You will also be eligible to participate in a Company-sponsored 401(k) plan with 4% Company match and immediate 100% vesting.
Stock Options Grant.
Subject to applicable approval by the Board of Directors or a committee thereof, you will be issued stock options to purchase 200,000 of the Company's common ordinary shares (''the option") pursuant to the applicable share option plan through which the shares will be issued. The grant date of the option shall be the next regularly scheduled monthly Company grant date (the "Grant Date") following your Start Date. The option shall vest as follows: 1/3 shall vest upon the one-year anniversary of your Grant Date and the remaining 2/3 shall vest over the subsequent two years, with one-eighth (1/8) of the remaining options vesting each quarter following the one-year anniversary of your Grant Date. The option vesting schedule and the options shall be subject to the terms of your option agreement, including the applicable expiration period.
At-Will Employment & Termination.
Your employment with the Company will be "at-will." This means that either you or the Company may terminate your employment relationship at any time, with or without notice, and with or without cause.
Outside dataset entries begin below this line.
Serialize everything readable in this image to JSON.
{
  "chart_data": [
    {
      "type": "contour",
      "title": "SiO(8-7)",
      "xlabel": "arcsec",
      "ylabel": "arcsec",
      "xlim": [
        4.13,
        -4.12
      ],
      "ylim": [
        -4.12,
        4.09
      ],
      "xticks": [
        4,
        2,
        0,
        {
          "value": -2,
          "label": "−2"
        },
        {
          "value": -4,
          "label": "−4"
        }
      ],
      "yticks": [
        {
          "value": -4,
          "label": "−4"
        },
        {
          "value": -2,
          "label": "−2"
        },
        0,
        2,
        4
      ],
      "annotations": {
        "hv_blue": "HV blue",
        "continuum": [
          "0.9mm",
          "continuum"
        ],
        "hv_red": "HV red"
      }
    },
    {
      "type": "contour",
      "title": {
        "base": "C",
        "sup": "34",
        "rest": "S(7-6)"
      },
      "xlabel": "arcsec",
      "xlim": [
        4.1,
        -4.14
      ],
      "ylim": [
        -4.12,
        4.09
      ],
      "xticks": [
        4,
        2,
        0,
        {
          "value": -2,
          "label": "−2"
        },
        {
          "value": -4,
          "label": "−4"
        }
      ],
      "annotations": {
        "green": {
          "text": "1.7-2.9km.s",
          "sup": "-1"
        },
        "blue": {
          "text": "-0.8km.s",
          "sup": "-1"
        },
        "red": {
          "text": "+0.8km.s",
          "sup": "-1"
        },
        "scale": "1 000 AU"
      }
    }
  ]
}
Compliance with Legal Obligations
By accepting this offer, you confirm that you are able to accept and perform this job without breaching any legal restrictions on your activities, such as restrictions imposed by a current or former employer. You also confirm that you will inform the Company about any such restrictions and provide the Company with as much information about them as possible, including any agreements between you and your current or former employer describing such restrictions on your activities. You further confirm that you will not remove or take any documents or proprietary data or materials of any kind, electronic or otherwise, with you from your current or former employer to the Company without written authorization from your current or former employer, nor will you use or disclose any such confidential information during the course and scope of your employment with the Company. If you have any questions about the ownership of particular documents or other information, discuss such questions with your former employer before removing or copying the documents or information.
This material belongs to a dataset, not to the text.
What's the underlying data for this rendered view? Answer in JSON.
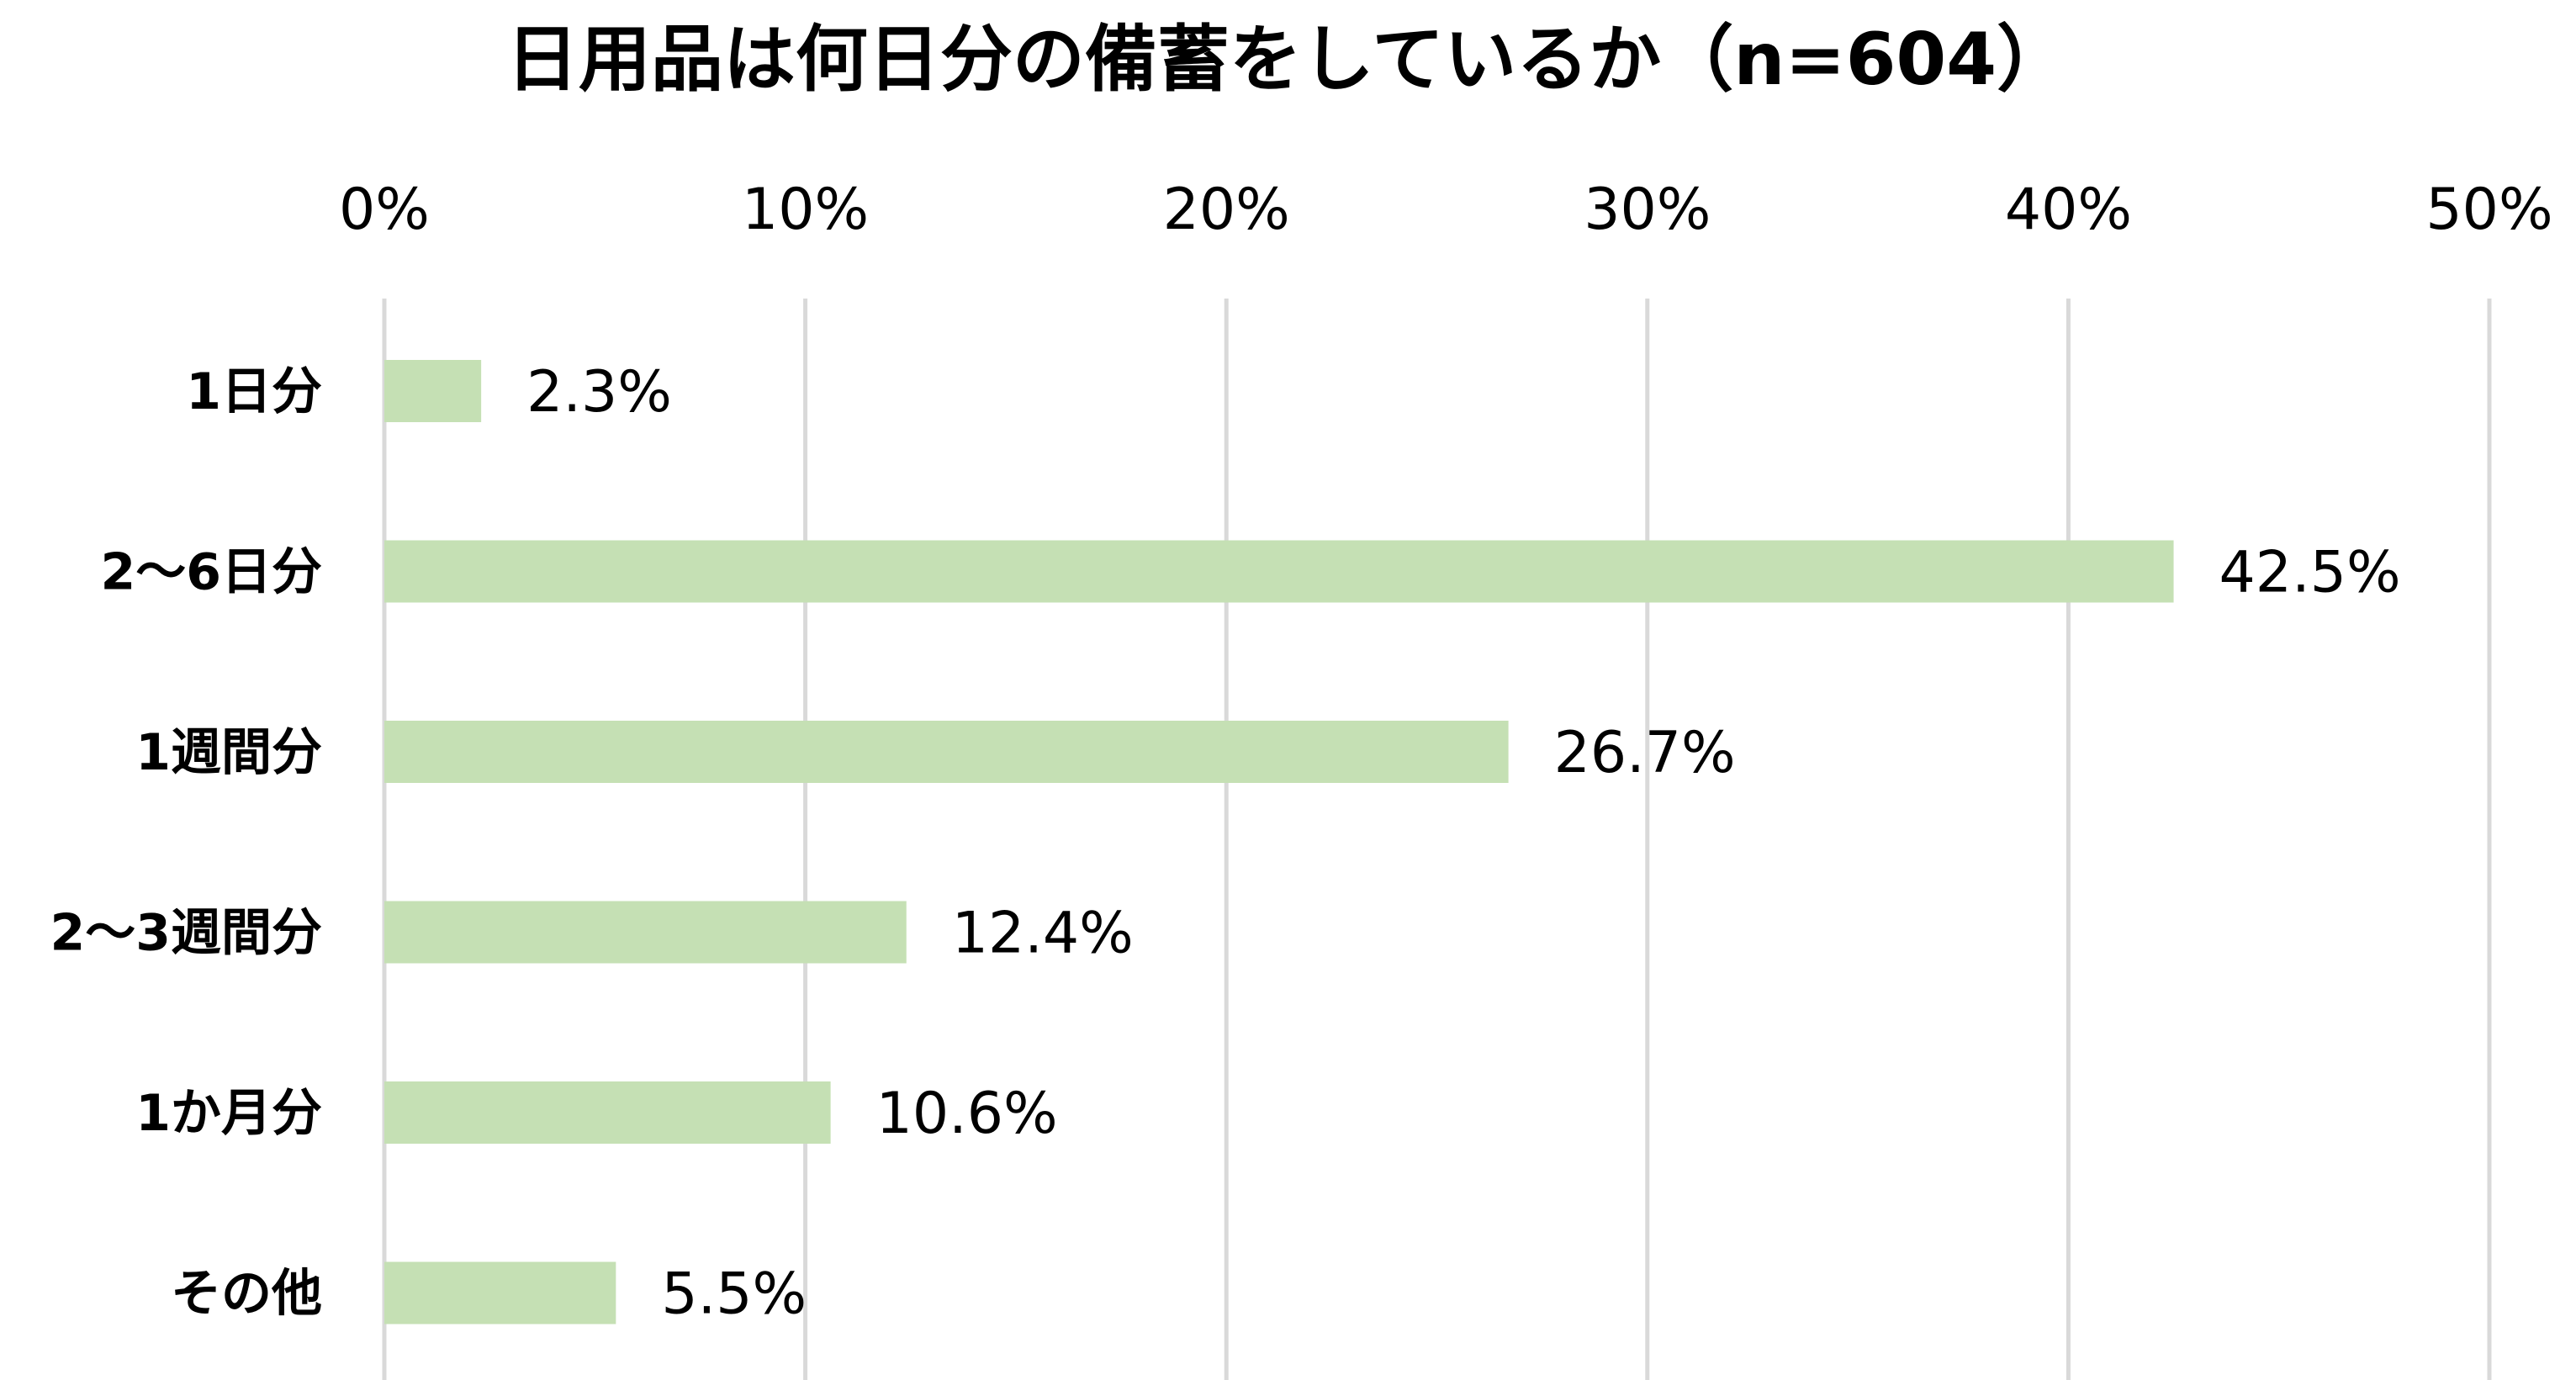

This letter contains all of the terms of your employment with the Company and supersedes any prior understandings or agreements, whether oral or written, between you and the Company. This letter may not be amended or modified except by an express written agreement signed by you and the Board. This offer is contingent upon: (i) your providing proof of your right to work in the United States; (ii) your signing the enclosed Proprietary Information; Inventions Assignment Agreement; and Non-Solicitation/Non-Competition agreement; and (iii) if requested by the Company, satisfactory results of a drug test and/or background test.
If you have any questions about the above details, please call me at your earliest convenience. If you wish to accept this position, please sign below and return to me at your earliest convenience.
We look forward to welcoming you to Rocket!
/s/ Gaurav D. Shah
Gaurav D. Shah, MD
President & CEO, Rocket Pharmaceuticals, Inc.